In some ways, the world in which the current reconstruction is taking place is more precarious than it was prior to August 2024. Oil prices have increased dramatically as a result of the Iranian conflict, and central banks in several nations are still adjusting for inflation. As we approach the second half of 2026, the Federal Reserve’s rate trajectory is still genuinely uncertain. Additionally, the Bank of Japan is no longer a guaranteed anchor of zero because it has shown that it will raise rates when it deems it appropriate. The final point merits more consideration than it currently receives. The fundamental tenet of the carry trade—that Japan’s interest rates remain low indefinitely—has already been put to the test. In essence, traders who rebuild the position are placing a wager that the BOJ won’t do it again or won’t do it quickly enough to be significant. That might be accurate. It’s still unclear if the BOJ has completed its adjustment, and anyone who was certain of the solution prior to August 5, 2024, most likely recalls what happened after that.

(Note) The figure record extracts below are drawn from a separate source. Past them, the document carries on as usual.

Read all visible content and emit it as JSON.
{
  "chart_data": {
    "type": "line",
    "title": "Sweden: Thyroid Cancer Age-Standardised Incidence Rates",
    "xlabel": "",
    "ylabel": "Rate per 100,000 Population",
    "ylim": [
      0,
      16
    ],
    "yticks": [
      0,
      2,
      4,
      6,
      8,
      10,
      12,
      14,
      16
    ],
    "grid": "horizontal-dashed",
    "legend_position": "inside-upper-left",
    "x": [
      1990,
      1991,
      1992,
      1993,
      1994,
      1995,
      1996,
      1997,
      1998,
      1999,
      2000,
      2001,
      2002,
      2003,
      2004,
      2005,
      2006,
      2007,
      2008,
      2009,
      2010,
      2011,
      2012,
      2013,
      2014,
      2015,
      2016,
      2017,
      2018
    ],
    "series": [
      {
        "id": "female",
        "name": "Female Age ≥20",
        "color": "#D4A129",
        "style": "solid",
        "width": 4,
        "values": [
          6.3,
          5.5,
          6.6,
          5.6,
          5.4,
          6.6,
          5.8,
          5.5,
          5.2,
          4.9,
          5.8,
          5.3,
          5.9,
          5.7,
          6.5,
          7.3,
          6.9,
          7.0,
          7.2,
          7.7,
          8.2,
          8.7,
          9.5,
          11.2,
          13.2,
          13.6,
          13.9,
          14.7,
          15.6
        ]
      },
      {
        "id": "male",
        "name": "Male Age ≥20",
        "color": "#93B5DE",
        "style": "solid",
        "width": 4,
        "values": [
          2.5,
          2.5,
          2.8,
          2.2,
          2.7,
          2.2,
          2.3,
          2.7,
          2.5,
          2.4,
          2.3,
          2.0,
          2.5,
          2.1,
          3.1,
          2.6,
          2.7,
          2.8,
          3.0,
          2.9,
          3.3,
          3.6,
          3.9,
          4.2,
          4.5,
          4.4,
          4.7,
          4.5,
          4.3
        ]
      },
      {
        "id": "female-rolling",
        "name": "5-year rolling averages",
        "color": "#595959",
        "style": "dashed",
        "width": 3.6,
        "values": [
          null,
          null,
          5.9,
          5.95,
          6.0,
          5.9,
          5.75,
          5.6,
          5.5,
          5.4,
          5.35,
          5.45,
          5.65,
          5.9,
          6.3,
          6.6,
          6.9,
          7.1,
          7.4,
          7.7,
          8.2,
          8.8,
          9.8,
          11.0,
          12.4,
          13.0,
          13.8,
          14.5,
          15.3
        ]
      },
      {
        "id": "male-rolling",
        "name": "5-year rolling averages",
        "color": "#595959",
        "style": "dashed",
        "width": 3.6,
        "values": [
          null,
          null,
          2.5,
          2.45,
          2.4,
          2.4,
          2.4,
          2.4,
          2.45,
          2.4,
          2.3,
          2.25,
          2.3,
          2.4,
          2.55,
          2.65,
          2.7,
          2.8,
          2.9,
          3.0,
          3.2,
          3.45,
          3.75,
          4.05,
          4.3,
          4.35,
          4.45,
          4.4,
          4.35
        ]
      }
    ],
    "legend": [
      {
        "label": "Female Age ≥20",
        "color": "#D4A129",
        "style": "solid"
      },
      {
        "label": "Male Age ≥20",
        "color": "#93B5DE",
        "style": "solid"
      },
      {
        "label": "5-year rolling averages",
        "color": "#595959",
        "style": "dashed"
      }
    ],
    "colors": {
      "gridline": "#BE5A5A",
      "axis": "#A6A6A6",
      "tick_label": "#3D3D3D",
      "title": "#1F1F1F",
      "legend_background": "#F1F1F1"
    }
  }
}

Regardless of what happens to carry trades, the financial system appears to have a true structural preference for them. As soon as the immediate pain subsides, the yield differential creates an almost gravitational pull that reemerges. The tactic has previously caused market crashes. It is currently being rebuilt. Furthermore, the circumstances that could unwind it a second time—a quicker-than-anticipated BOJ move, a Fed pivot, or an abrupt risk-off shock in international markets—have not been eliminated. They’ve just moved out of sight. This is when these things get the biggest historically.